The recession of 2008 put a major squeeze on IT budgets and postponed investments in infrastructure improvement. When a degree of normalcy returned around 2011, infrastructure consolidation and widespread virtualization on updated server technology came off the back burner.
Fast forward. It’s server refresh time. Intel has been busy, having recently announced four-socket enabled E5-4600 v2 and E5-2400 v2 processor families, as well as dual-socket enabled Xeon E7 v2 (Ivy Bridge EX) with up to 15 cores and E5-2600 v2. Traditional and upstart server vendors can make compelling cases pressing for “out with the old, in with the new.” Accomplish more work without taxing floor/rack space or power consumption any more than you already do.
Expect that vendors will be pushing hard, too. 2013 was not a good year for the industry in terms of revenues, showing four consecutive quarters of decline, or about 4.5 percent for the year. They are betting 2014 will be the year of the tech refresh, that three- to four-year ritual anxiously anticipated by server makers.
They also know that, even as 2013 revenues declined, unit orders for servers increased. Mega-scale cloud deployments were responsible for most of that unit growth with much of that from non-traditional vendors. In other words, cloud service providers (CSPs) were investing in new server technology while many enterprises were not. CSPs must invest as a matter of course in order to keep up with rapidly ramping demand for cloud services. It won’t be long before this phenomenon dips even more deeply into the pockets of server vendors.
Had you been a customer of one of these providers, you already would have been using the latest server technology instead of planning to invest in new hardware all over again. You could be using that expensive real estate for revenue-generating activities, with a significant reduction in power consumption, as well. All the care and feeding of those servers would be passed to someone else, leaving you and your staff time to address more important business-centric tasks.

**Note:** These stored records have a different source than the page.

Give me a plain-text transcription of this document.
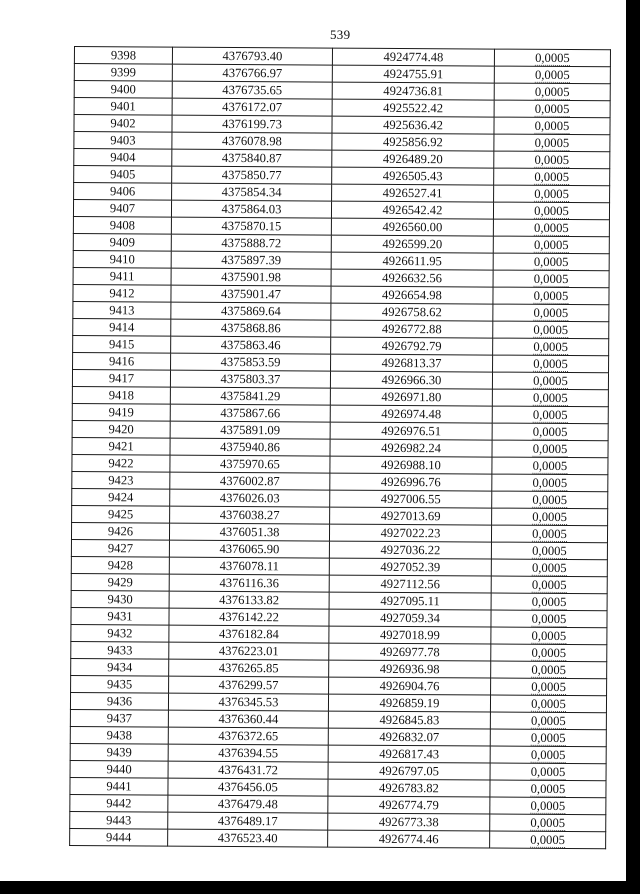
539
9398	4376793.40	4924774.48	0,0005
9399	4376766.97	4924755.91	0,0005
9400	4376735.65	4924736.81	0,0005
9401	4376172.07	4925522.42	0,0005
9402	4376199.73	4925636.42	0,0005
9403	4376078.98	4925856.92	0,0005
9404	4375840.87	4926489.20	0,0005
9405	4375850.77	4926505.43	0,0005
9406	4375854.34	4926527.41	0,0005
9407	4375864.03	4926542.42	0,0005
9408	4375870.15	4926560.00	0,0005
9409	4375888.72	4926599.20	0,0005
9410	4375897.39	4926611.95	0,0005
9411	4375901.98	4926632.56	0,0005
9412	4375901.47	4926654.98	0,0005
9413	4375869.64	4926758.62	0,0005
9414	4375868.86	4926772.88	0,0005
9415	4375863.46	4926792.79	0,0005
9416	4375853.59	4926813.37	0,0005
9417	4375803.37	4926966.30	0,0005
9418	4375841.29	4926971.80	0,0005
9419	4375867.66	4926974.48	0,0005
9420	4375891.09	4926976.51	0,0005
9421	4375940.86	4926982.24	0,0005
9422	4375970.65	4926988.10	0,0005
9423	4376002.87	4926996.76	0,0005
9424	4376026.03	4927006.55	0,0005
9425	4376038.27	4927013.69	0,0005
9426	4376051.38	4927022.23	0,0005
9427	4376065.90	4927036.22	0,0005
9428	4376078.11	4927052.39	0,0005
9429	4376116.36	4927112.56	0,0005
9430	4376133.82	4927095.11	0,0005
9431	4376142.22	4927059.34	0,0005
9432	4376182.84	4927018.99	0,0005
9433	4376223.01	4926977.78	0,0005
9434	4376265.85	4926936.98	0,0005
9435	4376299.57	4926904.76	0,0005
9436	4376345.53	4926859.19	0,0005
9437	4376360.44	4926845.83	0,0005
9438	4376372.65	4926832.07	0,0005
9439	4376394.55	4926817.43	0,0005
9440	4376431.72	4926797.05	0,0005
9441	4376456.05	4926783.82	0,0005
9442	4376479.48	4926774.79	0,0005
9443	4376489.17	4926773.38	0,0005
9444	4376523.40	4926774.46	0,0005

It’s interesting that a big winner last year in terms of server revenue and unit growth was Peak 10’s technology partner, Cisco. Its Unified Computing System (UCS) unifies computing, networking, management, virtualization and storage access into a single integrated architecture; servers are a key component. The infrastructures of Peak 10’s data centers employ the UCS architecture. An investment such as this is beyond the needs or means of many mid-size companies to consider on their own, so Peak 10 provides it to them in a shared multi-tenant environment. That’s just part of the cloud advantage.
Instead of 2014 being the year of tech refresh perhaps a tech restart may be more in order, beginning with Infrastructure as a Service (IaaS). With virtualization now well established throughout most enterprises, offloading virtual workloads to the cloud is easily and safely done; so are physical-to-virtual migrations.
Many enterprises will want to keep certain critical computing assets under their direct control; they may wish to make select server investments for legacy applications and operating systems. Or, do so as part of a private cloud implementation in anticipation of a future hybrid cloud infrastructure.
However, with the speed of innovation, the criticality of business agility and flexibility, and the abundance of new solutions coming to market, the idea of waiting out a tech refresh cycle is less and less viable. Ladies and gentlemen, (re)start your engines.